Some meditation practices, such as compassion-focused meditation, are aimed at equipping us with the ability to cultivate new fields of thought. Rather than simply observing unfolding thought processes, we can cultivate new mind- body, thought-feeling fields of activity. I may wish to be a more compassionate person, paying attention to others (listening with fascination), having empathic responses, and taking intelligent action to help—the components of compassion

(Atkins and Parker 2012). By rehearsing compassion toward myself, toward my loved ones, toward those I have difficulty with, and all humankind, I begin to tread into existence new paths of thought and feeling that have neurophysiological reality too (Neff and Germer 2013; Salzberg 2011). The brain develops new ways of working as a result of these practices and the person becomes more compassionate (see Gilbert 2013 for an extensive treatment of this perspective).

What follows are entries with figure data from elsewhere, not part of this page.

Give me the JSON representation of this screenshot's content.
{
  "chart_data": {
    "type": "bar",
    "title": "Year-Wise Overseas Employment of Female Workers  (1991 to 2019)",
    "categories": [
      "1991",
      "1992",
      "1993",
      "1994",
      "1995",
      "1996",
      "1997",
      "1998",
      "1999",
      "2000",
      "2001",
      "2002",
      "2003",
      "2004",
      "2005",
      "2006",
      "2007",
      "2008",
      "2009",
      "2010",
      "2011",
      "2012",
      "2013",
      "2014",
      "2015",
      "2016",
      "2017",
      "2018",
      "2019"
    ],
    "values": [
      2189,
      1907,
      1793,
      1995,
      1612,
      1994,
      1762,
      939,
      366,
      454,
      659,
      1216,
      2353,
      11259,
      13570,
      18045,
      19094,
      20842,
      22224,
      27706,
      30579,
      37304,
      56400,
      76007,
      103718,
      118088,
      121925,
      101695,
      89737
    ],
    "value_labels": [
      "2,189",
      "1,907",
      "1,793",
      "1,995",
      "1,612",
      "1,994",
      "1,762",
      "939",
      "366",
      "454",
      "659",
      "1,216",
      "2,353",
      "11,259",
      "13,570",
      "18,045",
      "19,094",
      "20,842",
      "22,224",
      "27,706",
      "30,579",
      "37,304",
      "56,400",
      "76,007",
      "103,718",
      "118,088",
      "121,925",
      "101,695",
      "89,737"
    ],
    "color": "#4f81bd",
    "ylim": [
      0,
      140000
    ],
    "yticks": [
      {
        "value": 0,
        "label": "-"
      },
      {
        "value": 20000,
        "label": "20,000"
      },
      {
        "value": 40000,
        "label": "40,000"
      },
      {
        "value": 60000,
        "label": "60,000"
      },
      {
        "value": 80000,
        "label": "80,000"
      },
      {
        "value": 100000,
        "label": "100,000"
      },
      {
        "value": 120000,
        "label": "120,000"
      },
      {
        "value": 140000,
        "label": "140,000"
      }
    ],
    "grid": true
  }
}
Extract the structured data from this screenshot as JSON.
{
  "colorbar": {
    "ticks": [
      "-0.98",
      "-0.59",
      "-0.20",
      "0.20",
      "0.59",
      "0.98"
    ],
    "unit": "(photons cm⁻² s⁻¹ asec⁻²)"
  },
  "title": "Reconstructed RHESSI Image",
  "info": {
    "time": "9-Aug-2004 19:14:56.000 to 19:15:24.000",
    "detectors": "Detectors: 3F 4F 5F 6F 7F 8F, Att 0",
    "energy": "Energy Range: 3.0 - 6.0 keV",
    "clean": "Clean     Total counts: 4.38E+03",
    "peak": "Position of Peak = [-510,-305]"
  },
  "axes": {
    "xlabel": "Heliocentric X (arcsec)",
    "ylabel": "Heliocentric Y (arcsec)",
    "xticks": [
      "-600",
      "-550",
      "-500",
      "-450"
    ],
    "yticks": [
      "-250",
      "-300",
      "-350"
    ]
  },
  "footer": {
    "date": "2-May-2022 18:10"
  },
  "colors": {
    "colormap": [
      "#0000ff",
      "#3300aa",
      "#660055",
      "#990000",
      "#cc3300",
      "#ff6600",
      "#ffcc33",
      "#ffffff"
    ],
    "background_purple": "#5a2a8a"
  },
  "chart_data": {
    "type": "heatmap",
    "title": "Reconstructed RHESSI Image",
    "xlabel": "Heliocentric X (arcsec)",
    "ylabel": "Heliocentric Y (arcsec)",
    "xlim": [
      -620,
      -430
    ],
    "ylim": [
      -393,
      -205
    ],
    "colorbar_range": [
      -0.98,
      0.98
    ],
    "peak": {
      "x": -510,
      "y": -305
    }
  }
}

Several contributors refer to the extent to which meditation may bring us closer to others. Guy Claxton talks about how, through meditation practice, altruism can emerge because self-protection and enhancement are no longer so powerful in separating us from others. The natural motivations we have to altruism and to building strong, close relationships, normally inhibited by selfprotection and self-enhancement (the vigilance processes Carmody describes), are free to be expressed. The choice that stable attention to the unfurling of those processes provides the space for altruism and reaching out. The practice of loving kindness meditation (or compassion meditation) is intended to directly promote stronger connection and altruism in interactions with others.